KUALA LUMPUR (July 28): CGS-CIMB remained upbeat on the construction sector with an “overweight” call as the KL-Singapore High Speed Rail (HSR) project gains traction.
In a note on Friday (July 28), the research house said its top picks include Malayan Cement Bhd (“add”, target price [TP]: RM5.08) and YTL Corp Bhd (“add”, TP: RM1.28).
Its analyst Chong Tjen-San said YTL and MMC Corp Bhd have the best balance sheet strength out of the five parties that have met the government on the project, albeit still insufficient to fund a project of this size alone.
“We think any interested parties will have to form joint ventures (JVs) or partnerships with foreign players with the technical knowledge and also strong financial backing,” said Chong.
He noted that YTL could be a front-runner due to being the original promoter of the HSR in 2008-2009, and it was appointed project delivery partner (PDP) in 2018 for the HSR’s southern section with TH Properties Bhd.
He also said YTL has experience in running the Express Rail Link and the construction of the Gemas-Johor Bahru double tracking.
“Its cement arm, MCement (Malayan Cement), will also provide synergistic benefits,” he said.
In an article in The Edge Malaysia weekly's May 8-14, 2023 issue, The Edge reported that five companies including MMC Corp Bhd, WCT Holdings Bhd, YTL Group, Berjaya Group and Malaysian Resources Corp Bhd are in talks with potential partners to undertake the project.
Chong also noted the revival of the HSR project is a big boon for the sector, as it will conservatively add another RM35 billion in construction works to two other visible projects, namely the Mass Rapid Transit 3 (MRT3) and the Penang Transport Master Plan (PTMP).
“More importantly, it also shows that the current government is pragmatic and the narrative on being pro-growth is coming to fruition, in our view,” said Chong.
Chong said the key criteria of the project, based on the design-finance-build-operate-transfer (DFBOT) model, is to raise funds from diverse sources and develop a sustainable model that minimises government funding, and the ability to build and operate with realistic commercial expectations.

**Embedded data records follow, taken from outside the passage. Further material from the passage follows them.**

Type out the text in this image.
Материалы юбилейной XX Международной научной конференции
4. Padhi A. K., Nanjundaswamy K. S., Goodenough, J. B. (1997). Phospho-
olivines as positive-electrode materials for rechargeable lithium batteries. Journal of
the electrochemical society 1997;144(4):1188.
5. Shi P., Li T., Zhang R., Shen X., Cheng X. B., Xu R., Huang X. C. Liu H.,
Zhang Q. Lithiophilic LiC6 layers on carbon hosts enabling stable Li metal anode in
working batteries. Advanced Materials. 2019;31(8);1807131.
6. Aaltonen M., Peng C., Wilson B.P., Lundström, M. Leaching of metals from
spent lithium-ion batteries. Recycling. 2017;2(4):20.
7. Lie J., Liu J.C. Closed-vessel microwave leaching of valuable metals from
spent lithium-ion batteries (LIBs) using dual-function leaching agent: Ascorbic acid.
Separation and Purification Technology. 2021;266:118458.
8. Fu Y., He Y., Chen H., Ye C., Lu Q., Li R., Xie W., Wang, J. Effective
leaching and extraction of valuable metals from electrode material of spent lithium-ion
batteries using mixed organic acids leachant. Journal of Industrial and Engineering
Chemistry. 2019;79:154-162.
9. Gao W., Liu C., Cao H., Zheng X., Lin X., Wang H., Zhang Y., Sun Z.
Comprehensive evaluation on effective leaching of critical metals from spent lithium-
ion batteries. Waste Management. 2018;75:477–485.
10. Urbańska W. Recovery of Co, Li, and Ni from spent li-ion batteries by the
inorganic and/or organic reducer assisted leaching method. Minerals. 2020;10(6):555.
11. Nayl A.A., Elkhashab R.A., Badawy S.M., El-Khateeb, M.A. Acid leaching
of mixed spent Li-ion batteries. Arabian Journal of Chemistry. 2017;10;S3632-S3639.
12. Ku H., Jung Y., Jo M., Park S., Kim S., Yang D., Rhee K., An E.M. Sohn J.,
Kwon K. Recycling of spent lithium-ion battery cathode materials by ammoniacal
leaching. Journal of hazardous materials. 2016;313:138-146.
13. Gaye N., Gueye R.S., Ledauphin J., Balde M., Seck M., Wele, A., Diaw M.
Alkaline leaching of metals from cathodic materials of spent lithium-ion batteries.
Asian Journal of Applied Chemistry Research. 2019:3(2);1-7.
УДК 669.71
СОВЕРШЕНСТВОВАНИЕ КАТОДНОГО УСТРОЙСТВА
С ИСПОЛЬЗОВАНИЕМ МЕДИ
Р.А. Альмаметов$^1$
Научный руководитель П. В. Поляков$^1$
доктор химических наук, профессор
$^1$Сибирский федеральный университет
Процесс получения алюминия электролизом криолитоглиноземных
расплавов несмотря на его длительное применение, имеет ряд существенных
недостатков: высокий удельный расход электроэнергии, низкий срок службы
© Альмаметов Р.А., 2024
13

He said 700 participants from Malaysia, the UK, Spain, Germany, the Netherlands, Australia, China, South Korea, Japan, Hong Kong, Thailand and Singapore have attended the request for information (RFI) briefing by MyHSR Corp.
“According to MyHSR, there is already an available land corridor for HSR’s development, and Section 4 (Act 486) of the Land Act states that compulsory land acquisition for public purposes cannot be objected to by landowners,” he added.
The briefing made no mention on potential transit oriented development (TOD), which would be a sweetener, said Chong.
“In the Jakarta-Bandung HSR, which is undergoing commissioning [of] the payback, without TOD, [the completion period] is estimated at 47 years, but with TOD, it [is] expected at 18-20 years according to independent consultancy reports,” he said.
Chong said re-rating catalysts include faster-than-expected project rollouts and further decline in raw material prices.
“There are expectations that the government will look to expedite construction project awards after the state elections.
“A faster-than-expected rollout of key projects, such as MRT3, would be a key catalyst for the sector.
“While raw material prices are generally lower now, a further decline from current levels will be positive and should lift margins for contractors, in our view,” he said.
Chong said potential property beneficiaries among the stocks he covers include Sunway Bhd, which has 1,770 acres of land in Pendas, Johor, Sime Darby Property Bhd, which has 3,100 acres in Pagoh, Johor, and UEM Sunrise Bhd, which has 2,461 acres in Gerbang Nusajaya.
In the morning trade, Malayan Cement shares went up two sen or 0.62% to RM3.24, valuing it at RM4.25 billion.
YTL Corp was unchanged at RM1.13, with a market capitalisation of RM12.46 billion.